Checked out the email....It looks like your CRAM file is using a weird option called "--output-fmt-option no_ref" where specifying it like that probably implies no_ref=1

This is an odd option and is the cause of this issue. The CRAM docs say about this flag http://www.htslib.org/doc/samtools.html

no_ref=0|1

    CRAM output only; defaults to 0 (off). If 1, sequences will be stored verbatim with no reference encoding. This can be useful if no reference is available for the file.

this means that the reads don't store any of the deltas with the reference genome....that's why the snp's are all lost. if you are able, I would just turn off this option and then everything should work :)

cmdcolin commented 3 weeks ago

note: an ambitious effort could render no_ref cram files properly in jbrowse 2...it would be similar to how snps are calculated on the fly in bam for bam files with no MD tag.

the best case is to just not use no_ref though, as on the fly calculations are slow

alpapan commented 3 weeks ago

yeap that was it. I didn’t know -no_ref was included in the creation (and i never checked)!

this must have been done by Galaxy’s tool XML So I went and recreated a CRAM from the bam myself and you’re right, problem gone.

it’s hard-coded in the galaxy tool xml: 
            -o '${output_alignment}'
            -T "\$reffa"
            -t "\$reffai"
            --output-fmt-option no_ref
            infile

(why on earth are they doing it since the parameter list clearly includes the reference!) going to find the galaxy issue tracker and link to here.

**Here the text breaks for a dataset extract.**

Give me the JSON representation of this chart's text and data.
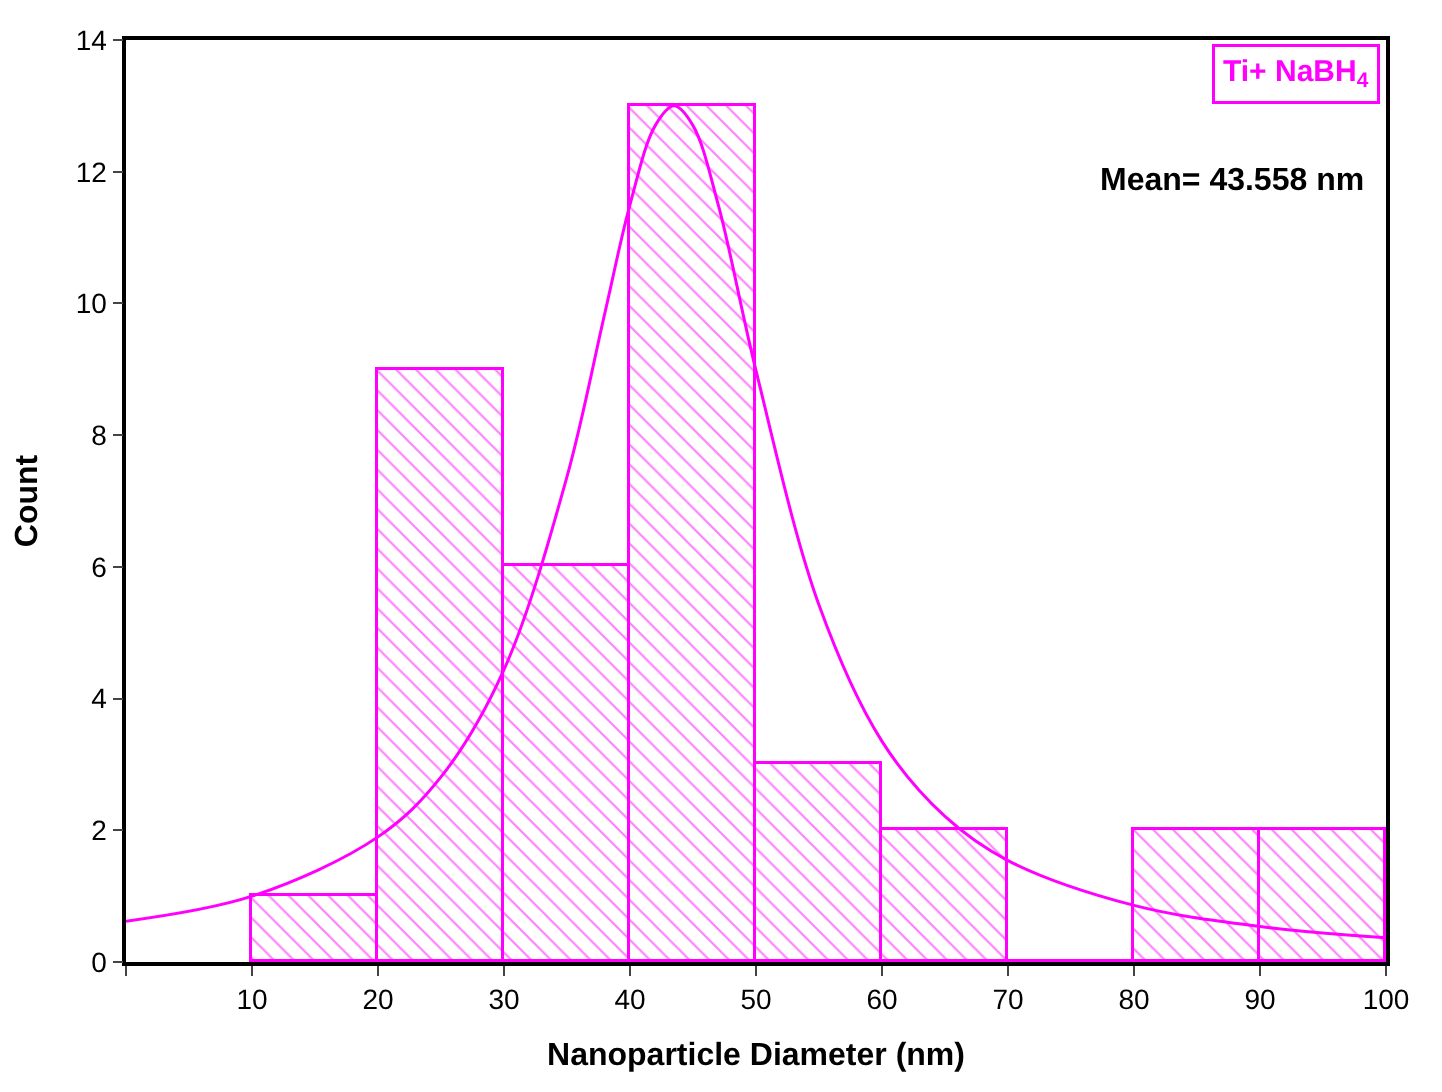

alpapan commented 3 weeks ago

note: an ambitious effort could render no_ref cram files properly in jbrowse 2...it would be similar to how snps are calculated on the fly in bam for bam files with no MD tag.

the best case is to just not use no_ref though, as on the fly calculations are slow

question: when using BAMs, is the jb2 best practice to run calmd and to get the md tag? like it will be more efficient? (i currently do this but i never documented why i did)

cmdcolin commented 2 weeks ago

yes, it is best for there to be MD tags in BAM files. MD says where the SNPs are. without it, jbrowse will manually look at the reference sequence for each read and find the SNPs since CIGAR doesn't tell you that. fun historical note: JBrowse 1 did not have this routine for a long time so it required MD (from the calmd command), but now we can display the SNPs without MD, its just a bit slower

note that CRAM does not use CIGAR or MD really, it uses CRAM's own encoded data structures that replace CIGAR and MD. CIGAR is pretty fundamental, not a tag, but it gets converted into something entirely different in CRAM internal encoding, and that internal encoding is normally combined with the MD type data, in what we call "read features". so that's why you wouldn't really see MD in CRAM. the no_ref thing from this thread is quite similar in effect to not having MD though.